Thursday, December 29, 2011

Fuji X10 – Review Part 7 – Capture Sharpening and a wonky meter

I went out today to shoot some winter scenes. Nothing too fancy … I started at Dick Bell Park, the home of the Nepean Sailing Club. I parked and wandered about a bit … it was –14C, so a bit nippy. But no wind.

I shot the berths as they sat empty and frozen over. There were trees at the back of the berths and they should be perfectly sharp and crisp.

The first problem I encountered was blown exposures. My new protocol is to pop into playback mode and look at the blinking lights, and I got a lot of them for the first three images. I started at 0EV and ISO100 and got 1/1300s with heavily blown highlights. I later confirmed that these could not be saved in ACR. I then set –1EV and reshot.
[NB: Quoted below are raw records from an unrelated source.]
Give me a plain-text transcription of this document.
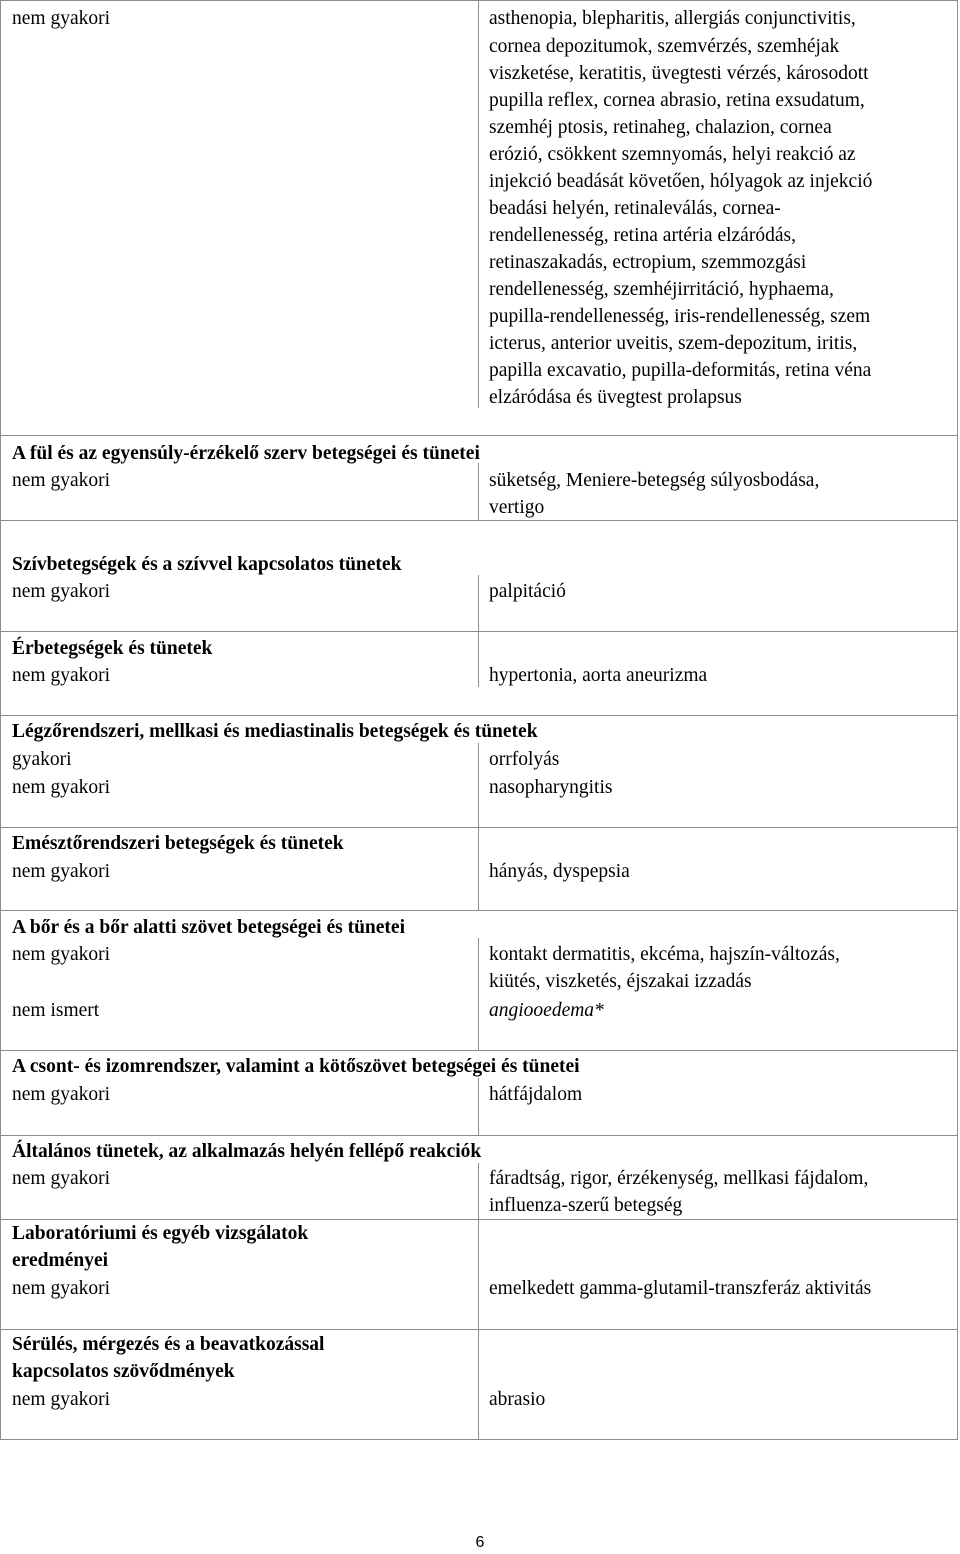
nem gyakori	asthenopia, blepharitis, allergiás conjunctivitis,
cornea depozitumok, szemvérzés, szemhéjak
viszketése, keratitis, üvegtesti vérzés, károsodott
pupilla reflex, cornea abrasio, retina exsudatum,
szemhéj ptosis, retinaheg, chalazion, cornea
erózió, csökkent szemnyomás, helyi reakció az
injekció beadását követően, hólyagok az injekció
beadási helyén, retinaleválás, cornea-
rendellenesség, retina artéria elzáródás,
retinaszakadás, ectropium, szemmozgási
rendellenesség, szemhéjirritáció, hyphaema,
pupilla-rendellenesség, iris-rendellenesség, szem
icterus, anterior uveitis, szem-depozitum, iritis,
papilla excavatio, pupilla-deformitás, retina véna
elzáródása és üvegtest prolapsus
A fül és az egyensúly-érzékelő szerv betegségei és tünetei
nem gyakori	süketség, Meniere-betegség súlyosbodása,
vertigo
Szívbetegségek és a szívvel kapcsolatos tünetek
nem gyakori	palpitáció
Érbetegségek és tünetek
nem gyakori	hypertonia, aorta aneurizma
Légzőrendszeri, mellkasi és mediastinalis betegségek és tünetek
gyakori	orrfolyás
nem gyakori	nasopharyngitis
Emésztőrendszeri betegségek és tünetek
nem gyakori	hányás, dyspepsia
A bőr és a bőr alatti szövet betegségei és tünetei
nem gyakori	kontakt dermatitis, ekcéma, hajszín-változás,
kiütés, viszketés, éjszakai izzadás
nem ismert	angiooedema*
A csont- és izomrendszer, valamint a kötőszövet betegségei és tünetei
nem gyakori	hátfájdalom
Általános tünetek, az alkalmazás helyén fellépő reakciók
nem gyakori	fáradtság, rigor, érzékenység, mellkasi fájdalom,
influenza-szerű betegség
Laboratóriumi és egyéb vizsgálatok
eredményei
nem gyakori	emelkedett gamma-glutamil-transzferáz aktivitás
Sérülés, mérgezés és a beavatkozással
kapcsolatos szövődmények
nem gyakori	abrasio
6
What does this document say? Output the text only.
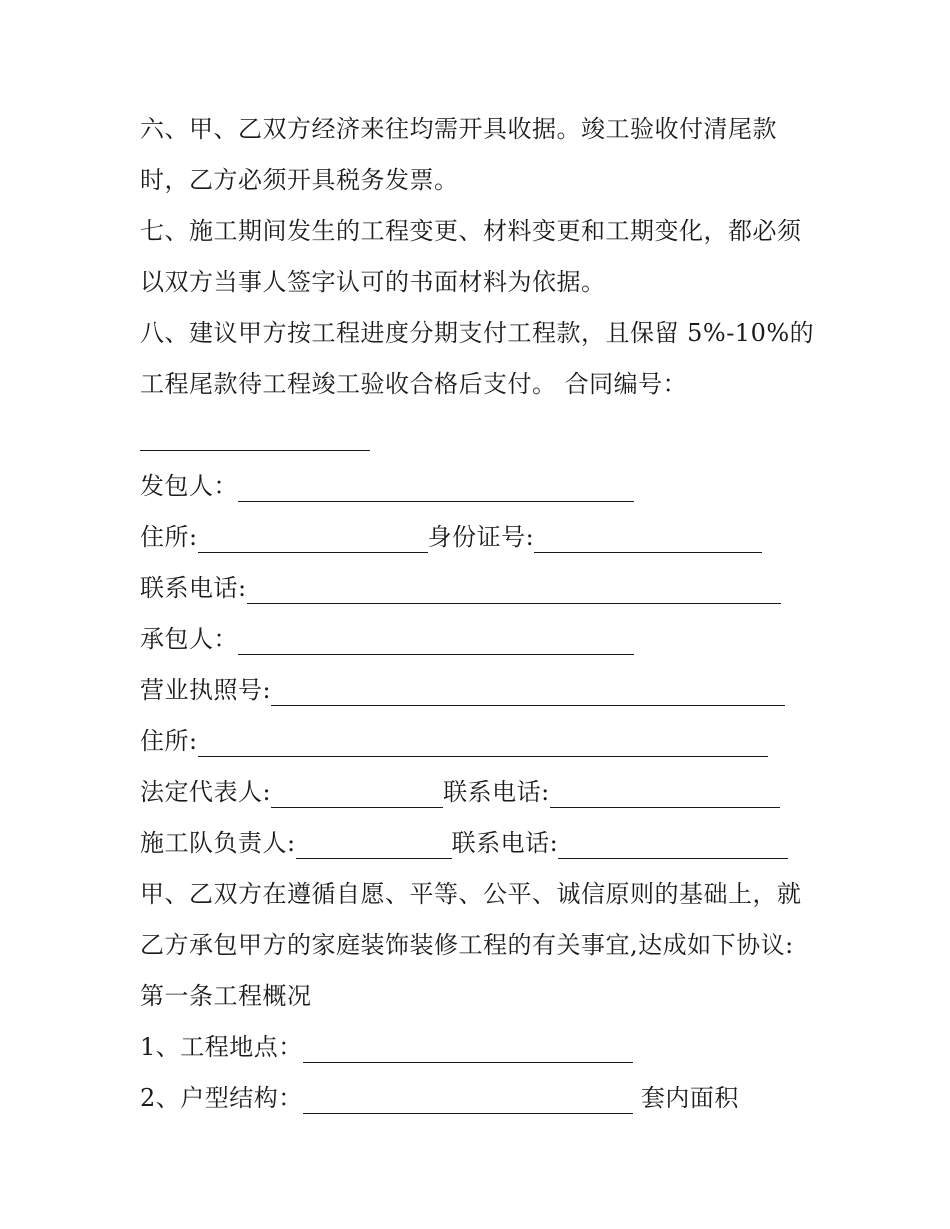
六、甲、乙双方经济来往均需开具收据。竣工验收付清尾款
时，乙方必须开具税务发票。
七、施工期间发生的工程变更、材料变更和工期变化，都必须
以双方当事人签字认可的书面材料为依据。
八、建议甲方按工程进度分期支付工程款，且保留 5%-10%的
工程尾款待工程竣工验收合格后支付。 合同编号：
发包人：
住所:	身份证号:
联系电话:
承包人：
营业执照号:
住所:
法定代表人:	联系电话:
施工队负责人:	联系电话:
甲、乙双方在遵循自愿、平等、公平、诚信原则的基础上，就
乙方承包甲方的家庭装饰装修工程的有关事宜,达成如下协议:
第一条工程概况
1、工程地点：
2、户型结构：	套内面积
I got the same shutter speed and the same blown highlights. Third try was –2EV … same shutter speed and you know the rest. So this convinces me that I have hit a shutter limitation.

The next step it to move aperture higher. I land on f/10 and try again at –2EV. I get 1/1700s this time … and the image is a full stop under exposed. I was too cold to process the fact that this was approximately 1/3 stops darker for shutter plus 2 and 2/3 stops darker for aperture, so all I needed to to was back off the aperture about one stop to f/7.1 and set –1EV and I would have been fine.

I incorrectly backed off the –2EV to zero EV and left f/10 (did I mention that I was cold?) to end up with 1/450s shutter speed. And again it was cold so I moved on to shooting at this new setting.

But since the shutter I got three times would not go above 1/1300s at f/4 but jumped right away to 1/1700s at f/10 and –2EV, I don’t understand why just setting more –EV would not boost shutter on its own for those first three shots … why was there a limitation, or is the meter really this wonky?

Now there is the possibility that I have ended up with a series of images that are plagued with diffraction issues … which is the price of wonky meters I suppose. You react and you shoot. Maybe next session I will stay at f/5.6 and find a way to make the camera behave in bright light. The saving grace is that the exposures are now nearly perfect …

image


Since the exposures are fine, I don’t have to do a lot of fooling around in the exposure panel of ACR. But I should look at the sharpening panel. To start with, the image with zero sharpening dialed in is pretty soft ….

image

You cannot take it to where things look really sharp because the noise will get obtrusive very fast.

image

For me, the best compromise has been to dial in a bit of masking (surface protection) and dial down sharpening a bit. The goal for capture sharpening is to remove AA filter and diffraction effects without adding halos. You expect to continue processing, so this is usually a light sharpening.

image

And that’s acceptable, if not actually sharp. The final result, after minor tweaking and shadow work (for the conifers) is acceptable as a small print, but would be difficult to print large.

I redid this image with a slightly different approach to tonality and ended up in about the same place, but with a bit more brightness.


I checked out an F550 image I shot at the same time but at much longer focal length. There was some brush in that image and the basic sharpness profile and technique was the same.

So the aperture makes less difference than the mosaic pattern that EXR uses. My guess is that the AA filter is strong enough to handle the large pixels in 6mp mode, so 12mp mode takes a real beating. The JPEG engines hide such things, but RAW shows all.

Conclusions

  • The meter continues to act strangely in my opinion … wonky
  • Shutter limitations act like they are tied to aperture as well as ISO
  • Stop down in really bright light, don’t forget 
  • Continue to actively look for blown out highlights, despite some peoples’ tolerance for them, they never look as good as smooth gradients
  • The X10 can be shot in snow, but it seems labour intensive when compared with the F550EXR, which nailed the exposure first shot
  • The EXR sensor seems unsharp as neither the F550 nor the X10 are anything to write home about at 100%

But that does not mean that you can’t get nice prints. It’s just that you should probably look elsewhere for your posters.